Lawmaker Calls On Financial Regulators to Halt ‘Regulation by Enforcement’

Financial Services Law

Concerns about “regulation by enforcement” continue to make headlines as Rep. Blaine Luetkemeyer (R-Missouri) reached out to federal financial regulators to encourage a halt to this “unsettling trend.

The chair of the House Committee on Financial Services hears “frequent complaints” from financial institutions that agency statements including supervisory letters, examination manuals or guidance documents are treated as binding obligations—and he wants the practice to stop.

What happened

In letters to the Federal Reserve Board of Governors, Federal Deposit Insurance Corp. (FDIC), National Credit Union Association (NCUA), Securities and Exchange Commission (SEC), Office of the Comptroller of the Currency (OCC) and Bureau of Consumer Financial Protection (CFPB), the lawmaker noted that the complaints from financial institutions have recently been backed up by federal action.

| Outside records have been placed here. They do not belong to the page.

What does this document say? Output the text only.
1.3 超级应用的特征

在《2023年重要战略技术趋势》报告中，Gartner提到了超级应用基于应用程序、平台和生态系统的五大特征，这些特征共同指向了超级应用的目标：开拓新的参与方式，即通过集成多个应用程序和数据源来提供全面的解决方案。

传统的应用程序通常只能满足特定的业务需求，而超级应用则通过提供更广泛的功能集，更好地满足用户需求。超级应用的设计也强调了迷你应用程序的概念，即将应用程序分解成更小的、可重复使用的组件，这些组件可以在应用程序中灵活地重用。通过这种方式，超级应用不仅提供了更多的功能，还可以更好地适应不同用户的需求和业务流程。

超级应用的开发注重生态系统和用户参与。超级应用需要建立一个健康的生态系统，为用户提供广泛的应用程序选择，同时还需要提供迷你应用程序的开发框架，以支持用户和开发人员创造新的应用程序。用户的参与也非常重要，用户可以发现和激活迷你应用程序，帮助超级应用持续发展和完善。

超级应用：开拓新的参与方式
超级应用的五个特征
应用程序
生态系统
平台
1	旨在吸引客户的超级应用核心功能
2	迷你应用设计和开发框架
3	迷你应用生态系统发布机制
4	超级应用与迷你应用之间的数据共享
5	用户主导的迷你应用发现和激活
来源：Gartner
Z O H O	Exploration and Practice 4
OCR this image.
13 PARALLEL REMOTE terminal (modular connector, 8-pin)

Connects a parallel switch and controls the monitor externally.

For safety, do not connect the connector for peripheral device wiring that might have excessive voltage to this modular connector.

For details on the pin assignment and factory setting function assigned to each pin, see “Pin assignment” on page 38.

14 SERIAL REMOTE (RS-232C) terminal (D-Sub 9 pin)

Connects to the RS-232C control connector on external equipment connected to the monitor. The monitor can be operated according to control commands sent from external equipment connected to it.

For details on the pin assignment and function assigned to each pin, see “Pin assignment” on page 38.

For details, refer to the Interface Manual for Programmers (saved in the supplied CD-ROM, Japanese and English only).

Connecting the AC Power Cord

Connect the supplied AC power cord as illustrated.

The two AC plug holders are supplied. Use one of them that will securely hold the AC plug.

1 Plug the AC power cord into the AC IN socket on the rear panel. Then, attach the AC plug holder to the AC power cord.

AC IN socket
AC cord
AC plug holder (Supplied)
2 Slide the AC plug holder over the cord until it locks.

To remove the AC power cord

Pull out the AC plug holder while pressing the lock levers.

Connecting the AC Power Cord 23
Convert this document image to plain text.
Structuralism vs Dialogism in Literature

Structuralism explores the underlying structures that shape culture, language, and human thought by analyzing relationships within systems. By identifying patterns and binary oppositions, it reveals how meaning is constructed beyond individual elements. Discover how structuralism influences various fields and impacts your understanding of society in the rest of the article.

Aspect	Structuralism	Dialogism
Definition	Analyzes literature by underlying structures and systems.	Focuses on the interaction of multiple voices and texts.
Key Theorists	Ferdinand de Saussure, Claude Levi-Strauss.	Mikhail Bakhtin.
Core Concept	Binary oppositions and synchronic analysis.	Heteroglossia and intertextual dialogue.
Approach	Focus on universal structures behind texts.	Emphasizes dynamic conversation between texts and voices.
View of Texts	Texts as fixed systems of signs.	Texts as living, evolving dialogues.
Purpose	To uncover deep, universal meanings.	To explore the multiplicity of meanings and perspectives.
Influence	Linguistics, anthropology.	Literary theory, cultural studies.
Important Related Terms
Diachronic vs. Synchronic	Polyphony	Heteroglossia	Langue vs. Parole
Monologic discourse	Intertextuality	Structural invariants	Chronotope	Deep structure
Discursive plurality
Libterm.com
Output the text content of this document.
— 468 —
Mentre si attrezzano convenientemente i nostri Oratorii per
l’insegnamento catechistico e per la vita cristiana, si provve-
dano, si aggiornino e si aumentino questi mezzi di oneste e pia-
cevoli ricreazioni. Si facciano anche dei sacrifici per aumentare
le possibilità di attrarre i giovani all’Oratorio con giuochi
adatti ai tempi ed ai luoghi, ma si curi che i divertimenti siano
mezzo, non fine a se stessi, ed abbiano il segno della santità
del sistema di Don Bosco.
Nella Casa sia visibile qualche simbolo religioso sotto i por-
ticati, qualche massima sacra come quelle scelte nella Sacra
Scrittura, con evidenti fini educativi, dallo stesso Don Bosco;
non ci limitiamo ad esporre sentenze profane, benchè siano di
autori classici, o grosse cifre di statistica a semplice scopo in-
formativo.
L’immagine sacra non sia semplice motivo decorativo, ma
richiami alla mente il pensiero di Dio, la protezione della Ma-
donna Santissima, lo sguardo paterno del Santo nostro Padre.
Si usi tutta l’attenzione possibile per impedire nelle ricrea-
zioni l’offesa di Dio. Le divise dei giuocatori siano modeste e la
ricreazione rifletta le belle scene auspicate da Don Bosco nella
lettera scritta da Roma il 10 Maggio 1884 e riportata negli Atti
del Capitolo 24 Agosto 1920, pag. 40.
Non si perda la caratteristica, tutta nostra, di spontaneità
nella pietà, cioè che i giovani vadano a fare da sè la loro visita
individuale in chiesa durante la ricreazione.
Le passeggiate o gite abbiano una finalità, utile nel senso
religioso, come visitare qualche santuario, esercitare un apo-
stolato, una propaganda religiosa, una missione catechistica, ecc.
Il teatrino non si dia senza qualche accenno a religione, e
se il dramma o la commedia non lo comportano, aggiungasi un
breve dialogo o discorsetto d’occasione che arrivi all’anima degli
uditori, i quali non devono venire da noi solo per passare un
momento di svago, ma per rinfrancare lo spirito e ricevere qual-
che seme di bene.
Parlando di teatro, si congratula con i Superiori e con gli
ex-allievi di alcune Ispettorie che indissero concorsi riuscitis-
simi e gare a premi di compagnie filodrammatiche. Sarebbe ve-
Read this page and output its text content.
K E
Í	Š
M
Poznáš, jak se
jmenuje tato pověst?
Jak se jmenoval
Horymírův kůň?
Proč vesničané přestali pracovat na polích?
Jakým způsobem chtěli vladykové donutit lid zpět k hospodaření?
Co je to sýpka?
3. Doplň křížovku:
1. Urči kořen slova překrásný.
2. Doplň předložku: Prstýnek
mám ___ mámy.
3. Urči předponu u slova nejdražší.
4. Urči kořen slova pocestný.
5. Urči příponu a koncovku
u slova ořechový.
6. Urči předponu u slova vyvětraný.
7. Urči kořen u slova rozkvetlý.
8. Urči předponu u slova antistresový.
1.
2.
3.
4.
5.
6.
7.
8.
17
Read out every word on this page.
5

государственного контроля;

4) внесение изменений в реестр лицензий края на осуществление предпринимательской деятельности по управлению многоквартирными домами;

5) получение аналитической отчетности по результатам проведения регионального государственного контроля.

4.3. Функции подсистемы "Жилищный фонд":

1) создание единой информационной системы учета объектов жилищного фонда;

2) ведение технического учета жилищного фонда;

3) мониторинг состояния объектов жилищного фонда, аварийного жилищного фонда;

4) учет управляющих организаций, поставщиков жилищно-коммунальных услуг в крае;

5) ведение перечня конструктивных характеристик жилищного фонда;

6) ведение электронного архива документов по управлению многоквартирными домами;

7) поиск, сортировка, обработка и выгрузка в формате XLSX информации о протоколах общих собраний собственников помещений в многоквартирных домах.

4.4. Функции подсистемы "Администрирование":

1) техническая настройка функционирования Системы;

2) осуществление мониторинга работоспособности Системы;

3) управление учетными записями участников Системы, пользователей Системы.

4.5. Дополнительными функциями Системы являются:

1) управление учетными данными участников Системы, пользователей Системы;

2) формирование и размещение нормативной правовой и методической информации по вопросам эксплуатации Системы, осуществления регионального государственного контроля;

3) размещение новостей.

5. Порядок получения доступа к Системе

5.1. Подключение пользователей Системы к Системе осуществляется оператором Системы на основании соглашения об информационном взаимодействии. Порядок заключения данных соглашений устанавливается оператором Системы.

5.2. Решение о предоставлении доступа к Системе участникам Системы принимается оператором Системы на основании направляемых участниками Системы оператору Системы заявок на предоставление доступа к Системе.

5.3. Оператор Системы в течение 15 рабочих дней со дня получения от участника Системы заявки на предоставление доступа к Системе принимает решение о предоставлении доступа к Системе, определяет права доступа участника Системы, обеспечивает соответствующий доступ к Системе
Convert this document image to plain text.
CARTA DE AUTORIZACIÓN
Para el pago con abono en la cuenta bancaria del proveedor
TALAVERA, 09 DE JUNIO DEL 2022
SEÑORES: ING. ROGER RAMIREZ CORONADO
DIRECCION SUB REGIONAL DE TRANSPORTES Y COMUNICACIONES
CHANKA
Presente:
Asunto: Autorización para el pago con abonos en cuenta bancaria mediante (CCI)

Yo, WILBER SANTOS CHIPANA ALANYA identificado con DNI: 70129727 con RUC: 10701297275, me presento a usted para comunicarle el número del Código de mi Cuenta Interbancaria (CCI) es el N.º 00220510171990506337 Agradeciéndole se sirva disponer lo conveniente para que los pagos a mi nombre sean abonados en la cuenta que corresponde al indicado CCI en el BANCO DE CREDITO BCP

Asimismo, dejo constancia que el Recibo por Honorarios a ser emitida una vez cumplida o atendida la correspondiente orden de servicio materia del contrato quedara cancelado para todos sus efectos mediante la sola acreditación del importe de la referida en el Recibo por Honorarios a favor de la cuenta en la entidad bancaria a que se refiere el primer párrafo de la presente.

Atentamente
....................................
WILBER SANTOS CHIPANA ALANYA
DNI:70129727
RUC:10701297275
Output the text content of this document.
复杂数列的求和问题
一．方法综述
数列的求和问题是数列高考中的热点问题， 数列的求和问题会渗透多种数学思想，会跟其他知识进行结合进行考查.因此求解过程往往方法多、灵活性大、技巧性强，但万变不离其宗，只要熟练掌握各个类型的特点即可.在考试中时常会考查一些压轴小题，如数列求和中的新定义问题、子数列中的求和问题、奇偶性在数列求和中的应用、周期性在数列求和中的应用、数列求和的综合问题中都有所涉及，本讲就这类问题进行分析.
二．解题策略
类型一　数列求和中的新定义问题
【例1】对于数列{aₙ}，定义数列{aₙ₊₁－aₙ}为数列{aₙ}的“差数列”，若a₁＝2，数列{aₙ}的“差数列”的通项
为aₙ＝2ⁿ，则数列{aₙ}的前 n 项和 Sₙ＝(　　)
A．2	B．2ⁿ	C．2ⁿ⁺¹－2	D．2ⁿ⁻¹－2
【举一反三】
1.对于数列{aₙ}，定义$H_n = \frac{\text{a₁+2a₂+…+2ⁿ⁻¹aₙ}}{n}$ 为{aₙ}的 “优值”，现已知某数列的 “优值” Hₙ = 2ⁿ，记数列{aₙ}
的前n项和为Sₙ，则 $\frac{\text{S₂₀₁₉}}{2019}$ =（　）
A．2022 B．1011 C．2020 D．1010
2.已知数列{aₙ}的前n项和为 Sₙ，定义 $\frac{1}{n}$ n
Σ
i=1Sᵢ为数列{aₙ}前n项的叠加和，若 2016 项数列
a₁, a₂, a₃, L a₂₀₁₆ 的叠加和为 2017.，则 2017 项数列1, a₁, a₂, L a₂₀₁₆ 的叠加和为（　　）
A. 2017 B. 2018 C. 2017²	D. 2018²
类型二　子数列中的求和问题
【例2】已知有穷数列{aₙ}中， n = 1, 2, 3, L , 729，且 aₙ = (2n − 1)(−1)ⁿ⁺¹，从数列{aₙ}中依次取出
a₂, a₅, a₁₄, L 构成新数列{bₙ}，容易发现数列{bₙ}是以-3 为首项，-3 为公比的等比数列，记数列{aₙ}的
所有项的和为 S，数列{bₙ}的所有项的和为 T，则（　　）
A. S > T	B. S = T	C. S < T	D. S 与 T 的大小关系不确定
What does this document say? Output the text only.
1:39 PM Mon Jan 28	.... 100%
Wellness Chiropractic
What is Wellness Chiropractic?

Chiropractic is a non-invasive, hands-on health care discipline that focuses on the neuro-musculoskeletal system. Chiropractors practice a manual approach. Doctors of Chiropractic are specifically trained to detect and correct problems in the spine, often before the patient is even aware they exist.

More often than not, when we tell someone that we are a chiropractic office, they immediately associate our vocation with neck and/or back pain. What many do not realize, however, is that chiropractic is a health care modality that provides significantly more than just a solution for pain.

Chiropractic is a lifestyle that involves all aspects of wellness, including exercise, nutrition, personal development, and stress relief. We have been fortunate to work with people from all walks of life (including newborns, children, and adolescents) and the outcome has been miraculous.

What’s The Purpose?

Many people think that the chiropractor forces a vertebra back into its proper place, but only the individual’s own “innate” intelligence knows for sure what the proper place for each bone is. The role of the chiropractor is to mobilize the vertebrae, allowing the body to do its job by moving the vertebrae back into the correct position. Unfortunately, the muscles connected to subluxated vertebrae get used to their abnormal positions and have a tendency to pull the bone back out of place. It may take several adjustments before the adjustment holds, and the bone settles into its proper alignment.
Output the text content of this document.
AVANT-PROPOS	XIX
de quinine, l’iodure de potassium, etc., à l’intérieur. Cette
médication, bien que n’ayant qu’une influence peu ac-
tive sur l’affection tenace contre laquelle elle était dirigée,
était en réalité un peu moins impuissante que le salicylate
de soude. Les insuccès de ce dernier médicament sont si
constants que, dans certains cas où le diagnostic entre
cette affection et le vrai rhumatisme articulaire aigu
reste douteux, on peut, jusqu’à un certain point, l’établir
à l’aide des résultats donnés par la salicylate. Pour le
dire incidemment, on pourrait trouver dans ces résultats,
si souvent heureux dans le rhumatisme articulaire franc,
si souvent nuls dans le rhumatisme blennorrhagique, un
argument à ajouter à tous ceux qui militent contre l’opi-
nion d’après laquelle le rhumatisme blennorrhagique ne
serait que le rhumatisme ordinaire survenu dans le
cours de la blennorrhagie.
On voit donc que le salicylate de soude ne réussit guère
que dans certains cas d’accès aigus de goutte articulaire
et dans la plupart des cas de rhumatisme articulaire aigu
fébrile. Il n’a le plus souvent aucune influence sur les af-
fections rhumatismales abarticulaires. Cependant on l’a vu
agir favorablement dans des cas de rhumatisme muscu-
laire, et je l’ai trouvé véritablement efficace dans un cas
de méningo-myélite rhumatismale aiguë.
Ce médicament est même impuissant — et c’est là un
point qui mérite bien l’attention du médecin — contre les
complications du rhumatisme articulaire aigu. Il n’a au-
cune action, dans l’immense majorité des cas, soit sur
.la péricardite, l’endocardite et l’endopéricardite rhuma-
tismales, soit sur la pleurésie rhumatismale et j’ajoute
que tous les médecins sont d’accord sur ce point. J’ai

For example, last year the Government Accountability Office (GAO) determined that the Federal Reserve’s guidance on leveraged lending was technically a rule for purposes of the Congressional Review Act (CRA) but was not submitted to Congress before it took effect.

Similarly, the GAO found that the CFPB’s Bulletin 2013-02, which took the position that the practice of automobile “dealer markups” would be challenged by the CFPB under a disparate impact theory of discrimination, was a general statement of policy and therefore a rule that may be repealed pursuant to the CRA process. A majority of lawmakers responded with a resolution disavowing the bulletin, which passed both houses of Congress and was signed by President Donald Trump in May, ending the rule.

Treating agency guidance as though it were a rule, or “regulation by enforcement,” needs to stop, Rep. Luetkemeyer said. Not only does the practice evade the required rulemaking processes, a “significant number of agency guidance, handbooks and circulars” have been issued over the years, with few withdrawn or rescinded. This multitude of statements leaves financial institutions without clarity on what their binding obligations actually are.

The letters suggested several actions “to reverse this unsettling trend.”

“First, I encourage each of your agencies to issue and publish a clear statement affirming that agency statements—for example, guidance documents, supervisory letters or examination manuals—that have not gone through notice and comment rulemaking do not establish binding legal standards, and thus shall not be the basis of enforcement actions or supervisory directives, including but not limited to the issuance of ‘Matters Requiring Attention’ or ‘Matters Requiring Immediate Attention,’” the legislator wrote. “The statement should also clarify that any failure to adhere to guidance shall not, directly, or indirectly, form the basis of any other adverse supervisory determinations, such as ratings downgrades.”

This should include instances where an examiner purports that a determination is based on “safety and soundness,” with safe and sound practice equating compliance with agency guidance, Rep. Luetkemeyer added.

Each agency should also establish a standard practice by which similar clarifying language addressing each of these points is included in any subsequently issued guidance, he told the agencies.

“Finally, I urge you to undertake dedicated efforts to ensure that examiners are appropriately educated about the use and role of guidance; and held accountable when guidance is applied inappropriately,” Rep. Luetkemeyer wrote. “Taking these steps will help to ensure that the law is observed in practice, and that regulated entities are aware of their rights and responsibilities, without having to wonder whether the line between guidance and rule remains blurred.”

To read Rep. Luetkemeyer’s letter to the FDIC, NCUA, SEC, OCC and CFPB, click here.

To read Rep. Luetkemeyer’s letter to the Federal Reserve, click here.

Why it matters

A great deal of guidance for financial institutions does not appear in the form of formal regulations. As evidenced by the letters—and the GAO’s finding that some of the agency statements are in fact rules and therefore subject to the CRA process—nonregulation agency guidance is subject to review by Congress and possible reversal. “Greater clarity around the appropriate use and interpretation of such guidance is of the utmost importance,” Rep. Luetkemeyer wrote to the federal financial regulators. “I urge you to make it a priority and implement these recommendations in the most expedient manner possible.” Some agencies are already on board. Earlier this year, CFPB Acting Director Mick Mulvaney wrote a memorandum to CFPB employees about his leadership philosophy, promising “more formal rulemaking on which financial institutions can rely, and less regulation by enforcement.”